Addressing the Root Cause: Nutrient Control
Manual removal provides temporary relief, but the algae will return if the underlying nutrient issues are not fixed. Diatoms primarily feed on silicates and phosphates.
Identifying and Reducing Nutrient Sources
High levels of phosphates and silicates are the main drivers of diatom blooms. These can come from:
- Tap Water: Tap water often contains phosphates and silicates. Always use RODI (Reverse Osmosis De-Ionized) water for top-offs and water changes. Ensure your RODI unit's filters and DI resin are fresh.
- Food: Overfeeding or using low-quality foods can introduce excess nutrients.

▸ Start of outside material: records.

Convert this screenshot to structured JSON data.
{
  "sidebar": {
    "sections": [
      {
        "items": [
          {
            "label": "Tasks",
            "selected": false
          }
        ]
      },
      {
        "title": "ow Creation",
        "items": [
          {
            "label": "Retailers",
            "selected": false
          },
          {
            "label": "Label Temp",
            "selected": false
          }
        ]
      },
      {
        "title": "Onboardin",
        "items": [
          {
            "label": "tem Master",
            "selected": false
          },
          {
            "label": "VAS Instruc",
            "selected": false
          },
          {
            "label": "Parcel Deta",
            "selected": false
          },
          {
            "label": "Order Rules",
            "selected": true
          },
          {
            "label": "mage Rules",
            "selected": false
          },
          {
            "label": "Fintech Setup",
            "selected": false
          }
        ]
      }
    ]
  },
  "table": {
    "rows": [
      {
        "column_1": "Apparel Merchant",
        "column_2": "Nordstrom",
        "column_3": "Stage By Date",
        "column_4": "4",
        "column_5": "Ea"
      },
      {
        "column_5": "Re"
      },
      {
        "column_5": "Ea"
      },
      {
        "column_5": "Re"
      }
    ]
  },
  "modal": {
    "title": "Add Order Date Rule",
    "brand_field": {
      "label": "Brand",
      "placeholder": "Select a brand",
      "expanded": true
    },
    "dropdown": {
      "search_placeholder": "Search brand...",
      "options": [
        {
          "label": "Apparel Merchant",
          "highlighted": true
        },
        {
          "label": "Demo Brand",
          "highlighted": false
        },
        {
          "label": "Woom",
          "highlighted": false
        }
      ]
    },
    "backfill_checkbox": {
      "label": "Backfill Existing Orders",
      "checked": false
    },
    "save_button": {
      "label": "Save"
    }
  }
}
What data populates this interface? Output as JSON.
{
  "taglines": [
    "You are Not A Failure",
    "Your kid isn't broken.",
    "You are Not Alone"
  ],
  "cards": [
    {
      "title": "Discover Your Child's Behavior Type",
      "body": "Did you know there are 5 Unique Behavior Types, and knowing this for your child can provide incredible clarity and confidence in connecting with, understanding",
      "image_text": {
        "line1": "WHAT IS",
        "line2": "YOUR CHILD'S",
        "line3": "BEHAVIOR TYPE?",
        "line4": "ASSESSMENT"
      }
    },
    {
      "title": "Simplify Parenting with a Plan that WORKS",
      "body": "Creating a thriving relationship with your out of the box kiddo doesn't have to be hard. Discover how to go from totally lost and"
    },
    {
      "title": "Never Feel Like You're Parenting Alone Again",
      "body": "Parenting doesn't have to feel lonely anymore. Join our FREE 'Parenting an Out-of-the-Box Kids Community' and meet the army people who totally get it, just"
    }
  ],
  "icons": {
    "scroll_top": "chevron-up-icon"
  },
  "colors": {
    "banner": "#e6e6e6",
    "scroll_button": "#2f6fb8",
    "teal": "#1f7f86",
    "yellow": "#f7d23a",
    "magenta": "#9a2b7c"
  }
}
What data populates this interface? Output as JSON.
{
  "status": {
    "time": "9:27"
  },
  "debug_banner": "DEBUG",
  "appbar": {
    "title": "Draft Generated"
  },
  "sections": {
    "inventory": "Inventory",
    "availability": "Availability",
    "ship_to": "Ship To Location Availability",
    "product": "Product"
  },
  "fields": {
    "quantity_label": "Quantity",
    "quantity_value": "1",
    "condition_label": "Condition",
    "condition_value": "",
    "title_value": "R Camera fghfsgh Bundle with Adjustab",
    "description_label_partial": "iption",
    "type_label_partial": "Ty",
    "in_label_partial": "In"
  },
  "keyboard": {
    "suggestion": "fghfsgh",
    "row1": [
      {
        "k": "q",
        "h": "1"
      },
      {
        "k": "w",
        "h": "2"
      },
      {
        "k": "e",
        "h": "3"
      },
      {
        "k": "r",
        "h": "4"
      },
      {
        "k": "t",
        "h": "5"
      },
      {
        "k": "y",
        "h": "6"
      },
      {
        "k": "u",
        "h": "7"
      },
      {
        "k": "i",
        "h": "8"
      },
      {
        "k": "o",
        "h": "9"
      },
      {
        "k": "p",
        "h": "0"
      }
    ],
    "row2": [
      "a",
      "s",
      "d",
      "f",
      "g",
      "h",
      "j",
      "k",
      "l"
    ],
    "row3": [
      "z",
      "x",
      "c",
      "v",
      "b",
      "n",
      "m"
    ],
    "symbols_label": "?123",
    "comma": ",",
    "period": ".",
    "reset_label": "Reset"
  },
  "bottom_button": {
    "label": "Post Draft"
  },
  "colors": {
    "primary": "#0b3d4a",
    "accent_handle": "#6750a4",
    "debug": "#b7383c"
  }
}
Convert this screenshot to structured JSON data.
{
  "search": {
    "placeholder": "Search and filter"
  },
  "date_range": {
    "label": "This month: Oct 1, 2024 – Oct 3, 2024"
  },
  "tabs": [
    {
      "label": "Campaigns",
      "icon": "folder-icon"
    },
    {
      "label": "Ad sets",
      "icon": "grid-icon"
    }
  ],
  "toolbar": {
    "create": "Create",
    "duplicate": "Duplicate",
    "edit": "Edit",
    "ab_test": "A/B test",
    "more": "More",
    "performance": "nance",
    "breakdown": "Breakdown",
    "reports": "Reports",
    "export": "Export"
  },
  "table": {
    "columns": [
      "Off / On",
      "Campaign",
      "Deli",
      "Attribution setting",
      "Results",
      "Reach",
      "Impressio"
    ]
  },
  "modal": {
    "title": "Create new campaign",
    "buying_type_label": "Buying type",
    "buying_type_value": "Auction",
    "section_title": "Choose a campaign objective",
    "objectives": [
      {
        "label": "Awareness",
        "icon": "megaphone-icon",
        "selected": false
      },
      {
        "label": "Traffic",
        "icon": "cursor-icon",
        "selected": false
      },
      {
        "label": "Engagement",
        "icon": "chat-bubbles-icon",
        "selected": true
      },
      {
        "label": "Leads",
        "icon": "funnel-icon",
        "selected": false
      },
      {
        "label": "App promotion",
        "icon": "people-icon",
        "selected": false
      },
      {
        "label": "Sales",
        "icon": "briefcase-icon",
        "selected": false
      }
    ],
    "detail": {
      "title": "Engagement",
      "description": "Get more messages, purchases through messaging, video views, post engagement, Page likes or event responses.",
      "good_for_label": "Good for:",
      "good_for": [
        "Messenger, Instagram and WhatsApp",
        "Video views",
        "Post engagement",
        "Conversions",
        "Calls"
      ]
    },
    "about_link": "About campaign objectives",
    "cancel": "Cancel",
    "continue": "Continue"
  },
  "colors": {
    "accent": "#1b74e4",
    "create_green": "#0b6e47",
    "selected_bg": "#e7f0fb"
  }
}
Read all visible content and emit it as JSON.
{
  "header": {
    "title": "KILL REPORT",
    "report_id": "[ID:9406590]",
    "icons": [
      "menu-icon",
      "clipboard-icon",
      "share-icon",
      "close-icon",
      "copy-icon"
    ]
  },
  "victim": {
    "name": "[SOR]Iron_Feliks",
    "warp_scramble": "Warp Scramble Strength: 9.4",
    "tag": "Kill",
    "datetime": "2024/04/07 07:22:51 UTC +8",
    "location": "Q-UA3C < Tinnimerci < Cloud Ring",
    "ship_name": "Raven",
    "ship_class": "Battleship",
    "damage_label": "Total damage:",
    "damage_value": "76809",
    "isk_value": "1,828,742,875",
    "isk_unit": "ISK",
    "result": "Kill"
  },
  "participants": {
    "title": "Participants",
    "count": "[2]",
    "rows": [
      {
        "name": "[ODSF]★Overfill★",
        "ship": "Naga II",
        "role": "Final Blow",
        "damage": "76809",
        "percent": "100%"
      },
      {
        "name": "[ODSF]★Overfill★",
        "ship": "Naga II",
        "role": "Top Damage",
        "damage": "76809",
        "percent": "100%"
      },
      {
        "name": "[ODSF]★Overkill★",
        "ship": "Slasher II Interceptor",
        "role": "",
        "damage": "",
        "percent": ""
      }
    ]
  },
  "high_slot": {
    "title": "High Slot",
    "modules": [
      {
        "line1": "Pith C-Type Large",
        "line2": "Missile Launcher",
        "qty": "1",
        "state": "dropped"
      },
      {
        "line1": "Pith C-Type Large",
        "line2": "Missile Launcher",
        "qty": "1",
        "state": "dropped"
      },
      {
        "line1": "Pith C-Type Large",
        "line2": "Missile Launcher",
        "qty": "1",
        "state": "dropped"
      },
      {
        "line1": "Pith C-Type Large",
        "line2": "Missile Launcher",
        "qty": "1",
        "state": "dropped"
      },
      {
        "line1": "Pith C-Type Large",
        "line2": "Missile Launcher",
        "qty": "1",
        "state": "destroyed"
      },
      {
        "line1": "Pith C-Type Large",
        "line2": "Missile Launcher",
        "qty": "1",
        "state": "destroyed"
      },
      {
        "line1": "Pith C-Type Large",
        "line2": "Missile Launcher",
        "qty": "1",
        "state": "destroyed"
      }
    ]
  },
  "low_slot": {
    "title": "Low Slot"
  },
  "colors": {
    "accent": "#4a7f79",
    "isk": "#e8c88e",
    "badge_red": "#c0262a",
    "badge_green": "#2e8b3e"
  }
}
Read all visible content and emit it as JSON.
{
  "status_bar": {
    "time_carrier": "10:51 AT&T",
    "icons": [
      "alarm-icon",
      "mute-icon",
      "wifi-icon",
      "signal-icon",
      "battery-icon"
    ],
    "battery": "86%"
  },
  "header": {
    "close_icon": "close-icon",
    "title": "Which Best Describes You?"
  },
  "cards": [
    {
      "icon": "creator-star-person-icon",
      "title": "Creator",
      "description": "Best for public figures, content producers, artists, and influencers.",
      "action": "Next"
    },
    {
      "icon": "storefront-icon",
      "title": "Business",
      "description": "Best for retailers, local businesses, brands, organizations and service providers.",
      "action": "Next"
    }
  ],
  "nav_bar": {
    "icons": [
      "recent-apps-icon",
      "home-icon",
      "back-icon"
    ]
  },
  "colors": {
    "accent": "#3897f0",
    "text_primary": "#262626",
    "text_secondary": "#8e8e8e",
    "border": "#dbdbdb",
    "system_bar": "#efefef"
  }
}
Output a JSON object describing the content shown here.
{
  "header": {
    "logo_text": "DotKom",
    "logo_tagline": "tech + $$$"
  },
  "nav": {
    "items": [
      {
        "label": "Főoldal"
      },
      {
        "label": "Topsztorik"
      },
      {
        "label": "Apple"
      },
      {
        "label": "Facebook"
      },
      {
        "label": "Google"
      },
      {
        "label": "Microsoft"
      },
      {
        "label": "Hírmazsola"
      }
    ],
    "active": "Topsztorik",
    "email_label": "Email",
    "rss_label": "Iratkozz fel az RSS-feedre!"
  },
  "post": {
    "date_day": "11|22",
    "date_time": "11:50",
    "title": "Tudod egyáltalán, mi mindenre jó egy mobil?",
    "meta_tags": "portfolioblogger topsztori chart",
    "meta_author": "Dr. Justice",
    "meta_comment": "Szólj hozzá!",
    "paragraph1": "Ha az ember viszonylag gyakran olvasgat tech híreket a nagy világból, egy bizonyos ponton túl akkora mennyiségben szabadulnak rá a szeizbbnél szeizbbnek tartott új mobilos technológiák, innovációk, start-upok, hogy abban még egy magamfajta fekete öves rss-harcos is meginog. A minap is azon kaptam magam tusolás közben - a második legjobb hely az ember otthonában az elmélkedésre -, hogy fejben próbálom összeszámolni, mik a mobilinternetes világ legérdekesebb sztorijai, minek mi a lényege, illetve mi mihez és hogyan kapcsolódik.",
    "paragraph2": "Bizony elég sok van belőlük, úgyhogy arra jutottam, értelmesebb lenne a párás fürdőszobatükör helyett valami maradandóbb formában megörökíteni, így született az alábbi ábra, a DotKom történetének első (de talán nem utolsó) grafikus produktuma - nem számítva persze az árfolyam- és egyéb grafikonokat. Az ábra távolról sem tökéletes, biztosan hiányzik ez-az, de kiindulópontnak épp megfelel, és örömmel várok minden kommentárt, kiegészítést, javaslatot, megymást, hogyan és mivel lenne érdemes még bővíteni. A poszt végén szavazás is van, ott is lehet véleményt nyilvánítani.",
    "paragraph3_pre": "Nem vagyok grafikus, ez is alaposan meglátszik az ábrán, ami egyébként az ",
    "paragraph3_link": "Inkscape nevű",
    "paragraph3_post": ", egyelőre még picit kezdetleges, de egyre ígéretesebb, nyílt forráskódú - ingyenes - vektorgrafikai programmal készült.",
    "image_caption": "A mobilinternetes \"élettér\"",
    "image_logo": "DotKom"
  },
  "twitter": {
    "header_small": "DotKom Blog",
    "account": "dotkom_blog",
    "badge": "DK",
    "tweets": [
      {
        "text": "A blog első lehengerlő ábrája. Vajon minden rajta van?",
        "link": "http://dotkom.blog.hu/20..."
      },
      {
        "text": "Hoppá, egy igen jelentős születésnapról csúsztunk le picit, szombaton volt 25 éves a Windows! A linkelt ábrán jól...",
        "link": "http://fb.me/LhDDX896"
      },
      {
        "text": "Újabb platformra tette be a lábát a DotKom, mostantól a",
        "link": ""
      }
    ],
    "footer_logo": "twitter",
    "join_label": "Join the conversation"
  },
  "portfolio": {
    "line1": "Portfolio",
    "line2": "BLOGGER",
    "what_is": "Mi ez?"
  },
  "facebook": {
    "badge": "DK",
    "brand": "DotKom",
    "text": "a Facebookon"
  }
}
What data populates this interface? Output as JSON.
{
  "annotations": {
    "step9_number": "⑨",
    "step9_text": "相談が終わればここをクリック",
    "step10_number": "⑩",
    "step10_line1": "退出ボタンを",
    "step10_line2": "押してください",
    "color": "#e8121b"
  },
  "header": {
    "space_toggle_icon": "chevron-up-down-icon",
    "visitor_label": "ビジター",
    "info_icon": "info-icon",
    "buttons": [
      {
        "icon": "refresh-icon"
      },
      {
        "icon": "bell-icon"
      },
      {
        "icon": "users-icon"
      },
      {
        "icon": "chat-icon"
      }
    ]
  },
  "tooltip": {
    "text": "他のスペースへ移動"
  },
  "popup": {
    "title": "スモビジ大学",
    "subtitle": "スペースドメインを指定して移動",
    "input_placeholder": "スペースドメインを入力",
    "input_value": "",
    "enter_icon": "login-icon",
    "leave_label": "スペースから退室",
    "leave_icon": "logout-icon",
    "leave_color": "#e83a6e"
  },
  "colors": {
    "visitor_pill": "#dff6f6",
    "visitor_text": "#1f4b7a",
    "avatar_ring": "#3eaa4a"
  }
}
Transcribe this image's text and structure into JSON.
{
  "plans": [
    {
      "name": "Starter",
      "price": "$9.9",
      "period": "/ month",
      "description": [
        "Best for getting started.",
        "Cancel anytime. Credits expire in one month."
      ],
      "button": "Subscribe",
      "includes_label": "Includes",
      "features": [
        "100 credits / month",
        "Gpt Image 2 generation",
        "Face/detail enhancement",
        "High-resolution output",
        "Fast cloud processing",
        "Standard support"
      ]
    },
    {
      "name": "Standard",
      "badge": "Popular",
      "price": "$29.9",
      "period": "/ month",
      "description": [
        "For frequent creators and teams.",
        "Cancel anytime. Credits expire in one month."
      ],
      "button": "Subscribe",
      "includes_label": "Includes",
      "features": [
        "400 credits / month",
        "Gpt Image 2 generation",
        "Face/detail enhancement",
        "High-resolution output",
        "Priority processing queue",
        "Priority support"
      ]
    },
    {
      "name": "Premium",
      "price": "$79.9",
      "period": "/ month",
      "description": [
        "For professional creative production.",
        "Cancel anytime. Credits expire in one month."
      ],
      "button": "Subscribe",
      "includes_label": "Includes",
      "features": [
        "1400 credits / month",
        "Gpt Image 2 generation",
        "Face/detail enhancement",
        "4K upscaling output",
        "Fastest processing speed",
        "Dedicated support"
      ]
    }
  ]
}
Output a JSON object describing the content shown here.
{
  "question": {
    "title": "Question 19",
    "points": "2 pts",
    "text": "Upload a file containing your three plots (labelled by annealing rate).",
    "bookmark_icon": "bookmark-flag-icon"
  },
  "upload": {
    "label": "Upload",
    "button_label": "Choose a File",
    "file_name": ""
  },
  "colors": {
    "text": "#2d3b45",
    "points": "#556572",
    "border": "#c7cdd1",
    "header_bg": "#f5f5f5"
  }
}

Feed sparingly and use high-quality, nutrient-dense foods.
- Source Rock/Sand: Some dry rock or sand may contain bound phosphates that leach into the water.
- Dead Spots: Areas with low flow can accumulate detritus, which breaks down and releases nutrients. Ensure adequate flow throughout the tank.
Nutrient Export Strategies
Actively removing nutrients from the water column is crucial for long-term control.
- Water Changes: Regular water changes using RODI water help dilute nutrient concentrations.
- Filter Media: Utilize filter media designed to adsorb phosphates and silicates.
- Granular Ferric Oxide (GFO): Effective at removing phosphates.
- PhosGuard: Removes both phosphates and silicates.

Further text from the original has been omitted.